I’m not dismissing the pain of the Tasmanian people.  The horrific incident at Port Arthur is a sensitive issue in our relatively small community.  Many Hobartians know someone affected by the massacre and it’s added to Port Arthur’s already bloody history as a penal colony.  The painting speaks the truth in saying that Martin Bryant is and will always be part of the Port Arthur landscape, which is why it’s so important to have grown-up discussions on this topic.  Nothing is solved by censoring artworks that address difficult or controversial topics, by calling artists ‘evil’ or calling for canvases to be burned.  However, I must admit that part of me questions the necessity of a pictorial representation of Bryant’s presence, and from many of the comments on the Mercury website, it’s this literal representation that worries them.

But why, if an image of Bryant is so apparently offensive and harmful to Mercury readers, do they not question the motives of the paper when they put a full-page image of the killer on the front page every year on the anniversary of the event?  A good friend’s dad, who was injured in the shooting, told me once that he stayed home each anniversary because he couldn’t stand seeing Bryant’s face littering the city, courtesy of the Mercury.

Pople’s painting is not the first to address the Port Arthur shooting.  A recent exhibition at Hobart’s Inflight gallery focussed on the event.  Another artwork, Matt Warren’s Cantus 35, was part of the 2007 Port Arthur Project, an exhibition at the historic site with an emphasis on site-specificity and place.  His work was the only one out of 23 that addressed the more recent but no less present tragedy.  A couple of years ago, he wrote in response to a question of mine:

When responding to a place, it is important to me have some kind of empathy or
find some personal relation to it. My family may or may not have a convict history, it's
fairly unknown to me. But … there was a very distinct reason why I chose the massacre as a subject. I had been haunted by a memory from the time it happened.

Cantus 35 stemmed from his own memories of hearing the sounds of gunshots over the radio on the 28th April 1996, recorded by a dropped and therefore image-less video camera.  Sited in the Sentry Box on the picturesque waterfront, the work used a gentle composition of harmonic sounds to try and “‘exorcise’ this memory and … instant negative response to the place and … somehow give respect to those who lost their lives as a result of the massacre.’  Warren’s use of sound and the isolation of each visitor as they stepped into the tiny Sentry Box were integral to the notions of respect and peace embedded in Cantus 35.  By not drawing attention to individual victims or statistics and creating an abstracted, but meaningful soundtrack (the thirty-five tones used in the piece represented those had died in the massacre), the work drew ‘little opposition.’

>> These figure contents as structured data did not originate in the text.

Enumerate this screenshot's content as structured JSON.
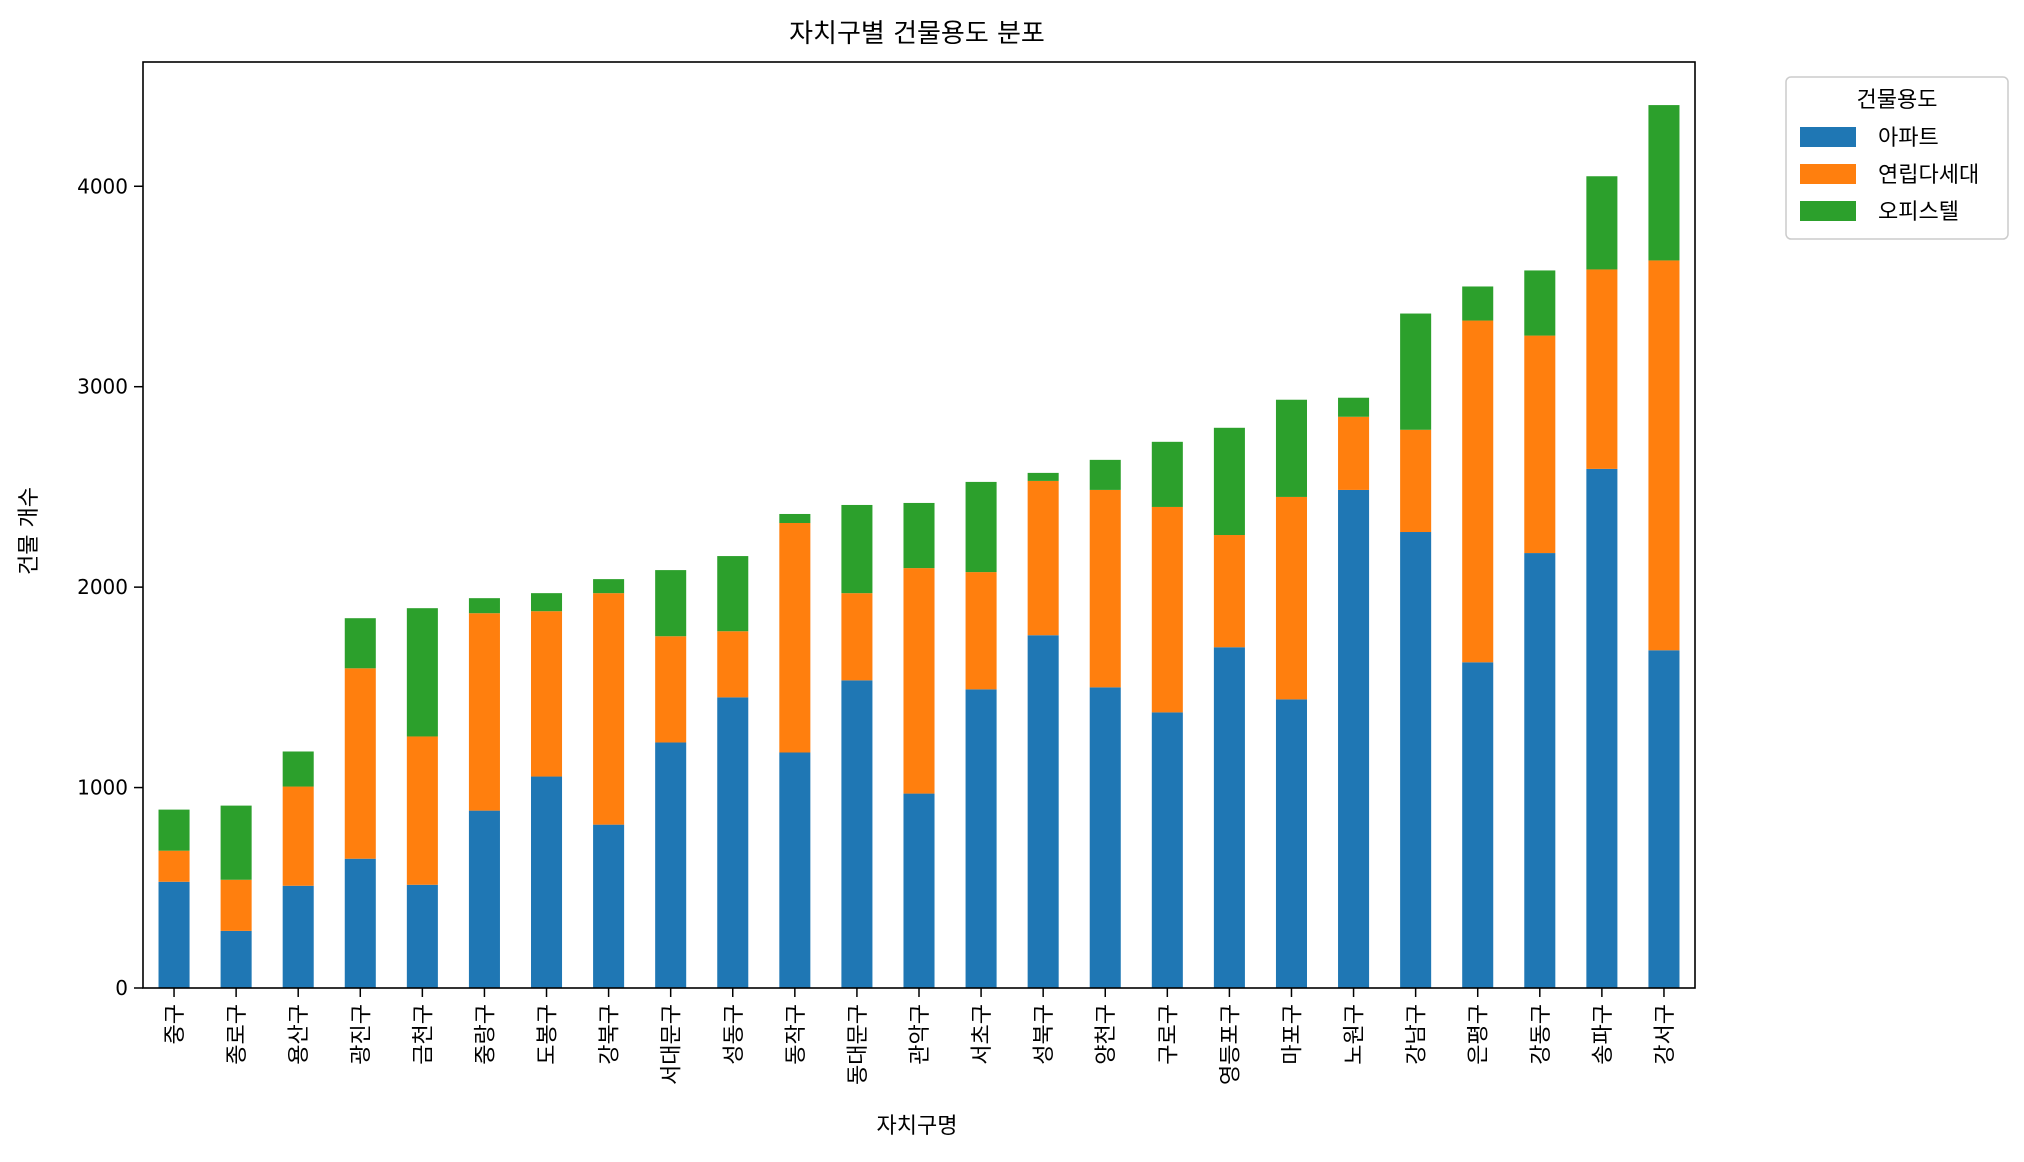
{
  "chart_data": {
    "type": "bar",
    "stacked": true,
    "title": "자치구별 건물용도 분포",
    "xlabel": "자치구명",
    "ylabel": "건물 개수",
    "ylim": [
      0,
      4620
    ],
    "yticks": [
      0,
      1000,
      2000,
      3000,
      4000
    ],
    "grid": false,
    "legend": {
      "title": "건물용도",
      "placement": "outside-top-right"
    },
    "categories": [
      "중구",
      "종로구",
      "용산구",
      "광진구",
      "금천구",
      "중랑구",
      "도봉구",
      "강북구",
      "서대문구",
      "성동구",
      "동작구",
      "동대문구",
      "관악구",
      "서초구",
      "성북구",
      "양천구",
      "구로구",
      "영등포구",
      "마포구",
      "노원구",
      "강남구",
      "은평구",
      "강동구",
      "송파구",
      "강서구"
    ],
    "series": [
      {
        "name": "아파트",
        "color": "#1f77b4",
        "values": [
          530,
          285,
          510,
          645,
          515,
          885,
          1055,
          815,
          1225,
          1450,
          1175,
          1535,
          970,
          1490,
          1760,
          1500,
          1375,
          1700,
          1440,
          2485,
          2275,
          1625,
          2170,
          2590,
          1685
        ]
      },
      {
        "name": "연립다세대",
        "color": "#ff7f0e",
        "values": [
          155,
          255,
          495,
          950,
          740,
          985,
          825,
          1155,
          530,
          330,
          1145,
          435,
          1125,
          585,
          770,
          985,
          1025,
          560,
          1010,
          365,
          510,
          1705,
          1085,
          995,
          1945
        ]
      },
      {
        "name": "오피스텔",
        "color": "#2ca02c",
        "values": [
          205,
          370,
          175,
          250,
          640,
          75,
          90,
          70,
          330,
          375,
          45,
          440,
          325,
          450,
          40,
          150,
          325,
          535,
          485,
          95,
          580,
          170,
          325,
          465,
          775
        ]
      }
    ]
  }
}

Is the difference between the public reception of the work simply due to Pople’s pictorial representation of Bryant?  I doubt it.  I also doubt that the darkened painting is more harmful than the Mercury’s annual front-page portraits.  The Mercury needs to wake up to their hypocrisy and consider whether they are doing their readers, Tasmanian artists and exhibitions justice when they mislead readers and frame debate with such a deliberate intention to mislead.